There was a time when corporations had principles ahead of maximizing stock holder value. Maybe we should re-examine that.

1 comments

Which principles would you like the companies that you are invested in to maximize ahead of stockholder value?
While I think the original comment on a CEO, a peasant, and a gun to be crass, I want to note that society wasn't always valuing "shareholder value" so much.

First, I want all companies, regardless of who invests in them, to hold some level of social responsibility to the society around them. Sometimes layoffs are necessary, and companies can't maintain excess costs forever, but there's some value to society to maintain employment.

Second, investments that return a profit to their investors is great, and as an investor, it's something I would want. That said, it's unreasonable to expect exponential growth forever, AND it compromises their ability to focus on other principles. How much return on investment is enough before a company can focus on being a force of good? 10%, 100% 1000%, 1M%?

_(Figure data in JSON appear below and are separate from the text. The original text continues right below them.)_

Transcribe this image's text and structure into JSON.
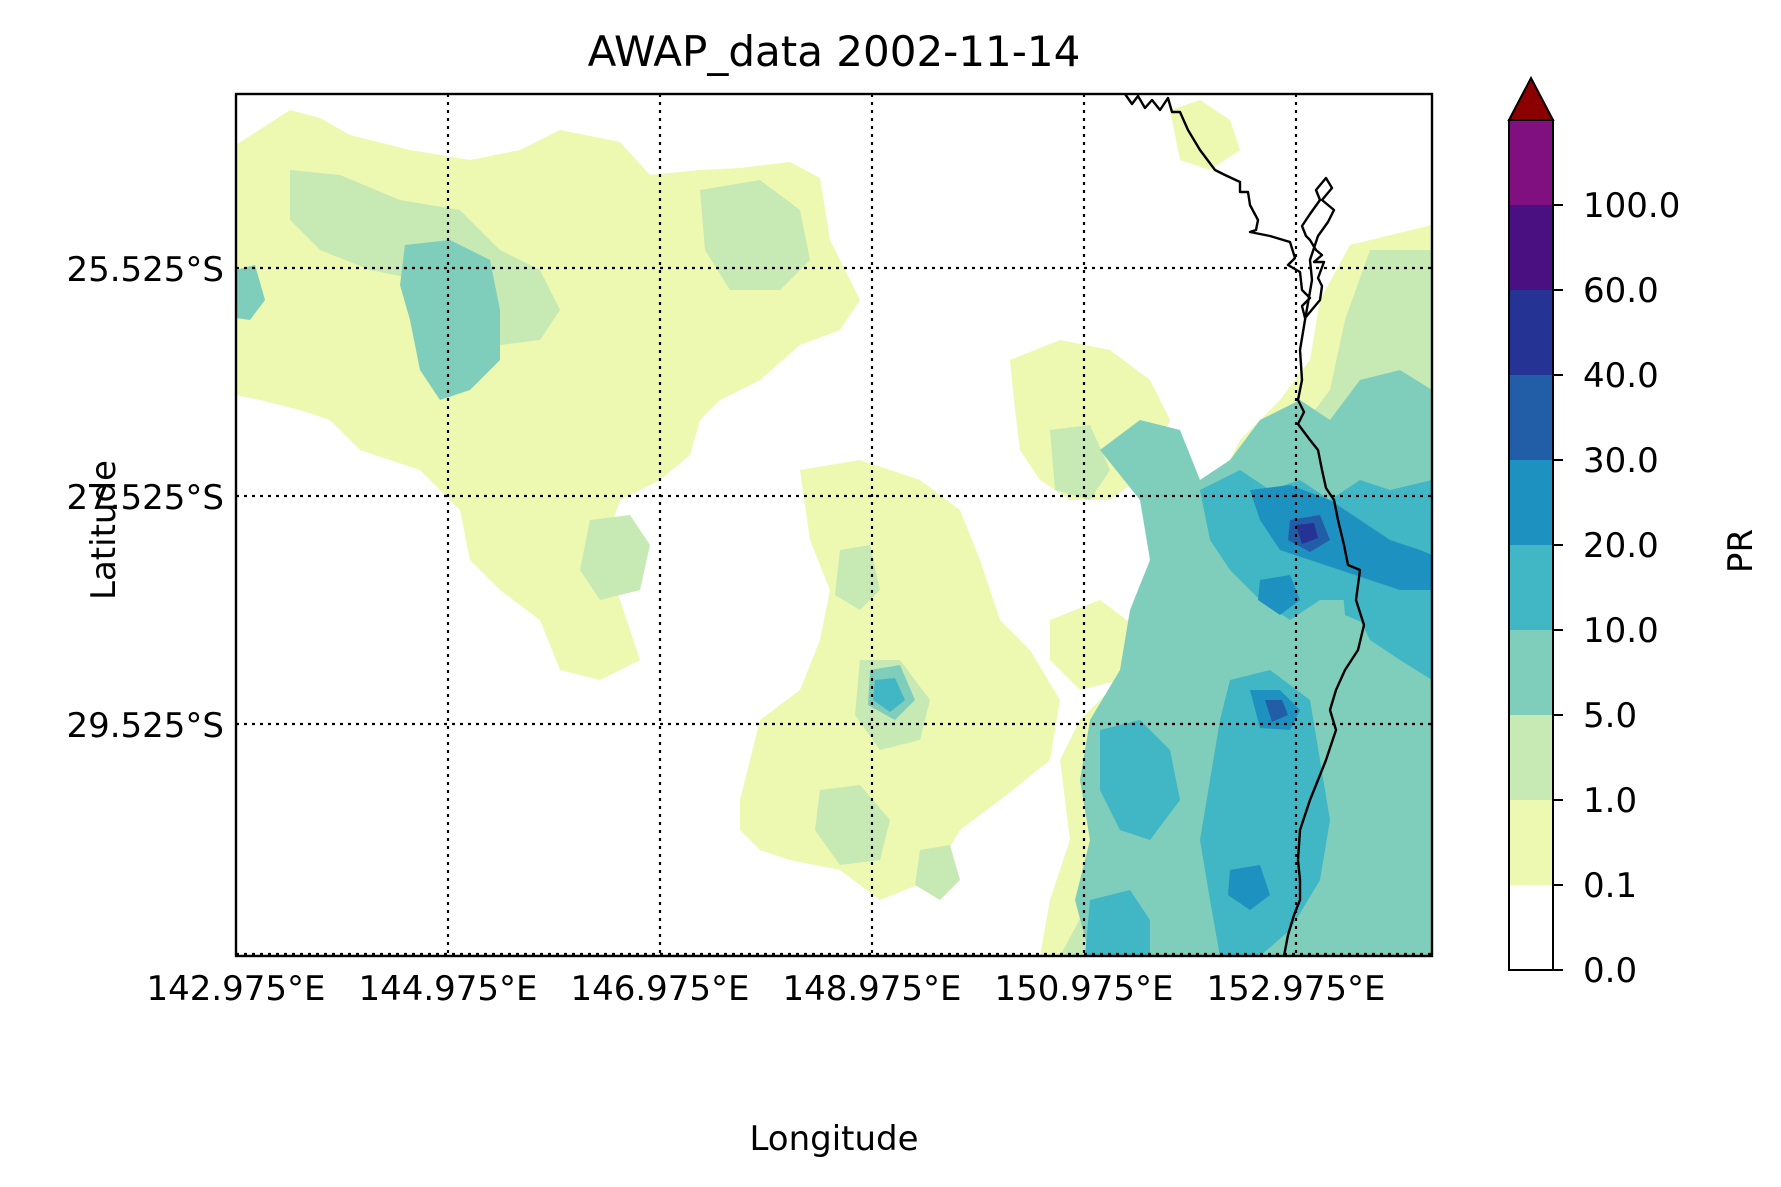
{
  "chart_data": {
    "type": "heatmap",
    "title": "AWAP_data 2002-11-14",
    "xlabel": "Longitude",
    "ylabel": "Latitude",
    "colorbar_label": "PR",
    "x_tick_labels": [
      "142.975°E",
      "144.975°E",
      "146.975°E",
      "148.975°E",
      "150.975°E",
      "152.975°E"
    ],
    "y_tick_labels": [
      "25.525°S",
      "27.525°S",
      "29.525°S"
    ],
    "x_ticks": [
      142.975,
      144.975,
      146.975,
      148.975,
      150.975,
      152.975
    ],
    "y_ticks": [
      -25.525,
      -27.525,
      -29.525
    ],
    "xlim": [
      142.975,
      154.25
    ],
    "ylim": [
      -31.575,
      -24.0
    ],
    "grid": true,
    "colorbar": {
      "levels": [
        0.0,
        0.1,
        1.0,
        5.0,
        10.0,
        20.0,
        30.0,
        40.0,
        60.0,
        100.0
      ],
      "level_labels": [
        "0.0",
        "0.1",
        "1.0",
        "5.0",
        "10.0",
        "20.0",
        "30.0",
        "40.0",
        "60.0",
        "100.0"
      ],
      "colors": [
        "#ffffff",
        "#edf8b1",
        "#c7e9b4",
        "#7fcdbb",
        "#41b6c4",
        "#1d91c0",
        "#225ea8",
        "#253494",
        "#4a0f80",
        "#800f80"
      ],
      "extend_max_color": "#8b0000"
    },
    "coastline_color": "#000000"
  }
}
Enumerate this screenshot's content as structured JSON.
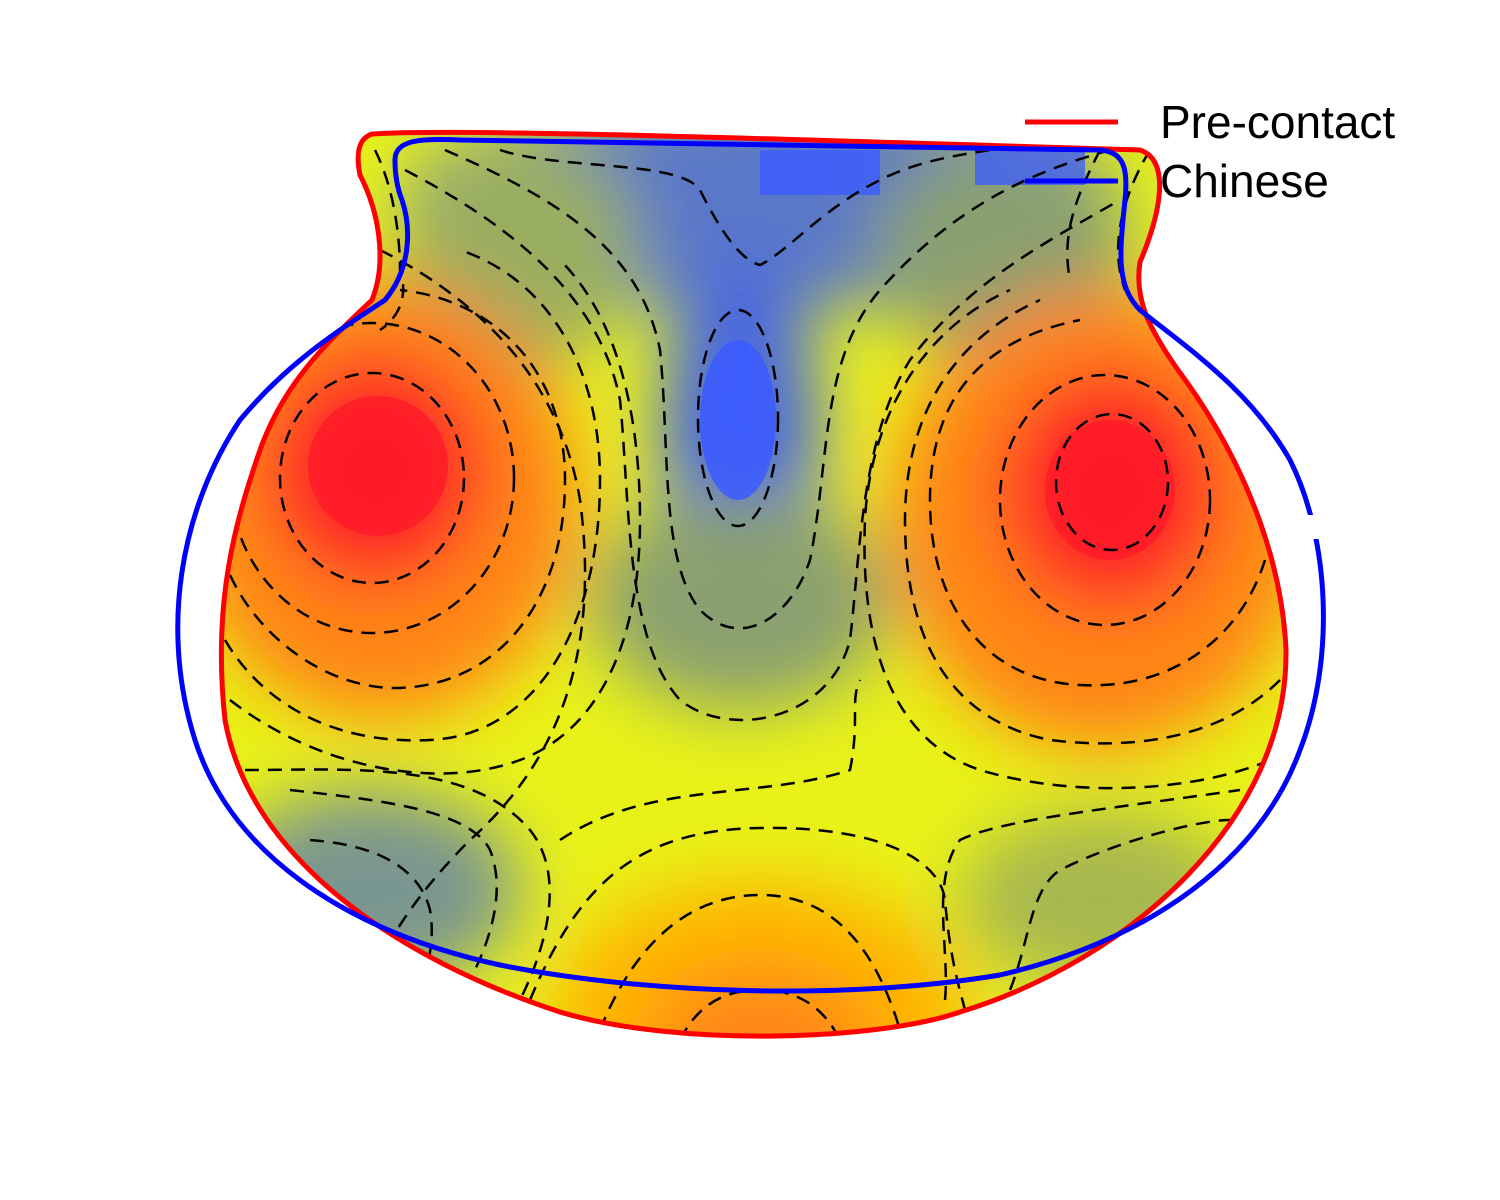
{
  "colors": {
    "background": "#ffffff",
    "precontact_outline": "#ff0000",
    "chinese_outline": "#0000ff",
    "contour_line": "#000000"
  },
  "heatmap_palette": [
    "#3b5bff",
    "#5a78c8",
    "#7a9690",
    "#9aae60",
    "#c4d63a",
    "#e8f218",
    "#ffe800",
    "#ffb300",
    "#ff8514",
    "#ff5a1e",
    "#ff1a28"
  ],
  "legend": {
    "position": "top-right",
    "entries": [
      {
        "label": "Pre-contact",
        "color": "#ff0000"
      },
      {
        "label": "Chinese",
        "color": "#0000ff"
      }
    ]
  }
}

Third, as an investor, I question if paying execs so much more than rank-and-file employees is good. So thats another example principle. I assume a well paid exec is incentivized to increase short term value, while as an investor I value long-term growth. Having a healthy employee base full of bright talented workers (incentivized by top-tier salary) seems a better solution.

This is fucking twitch.tv not something society should actually value. I'd be angry if doctors or teachers get fired.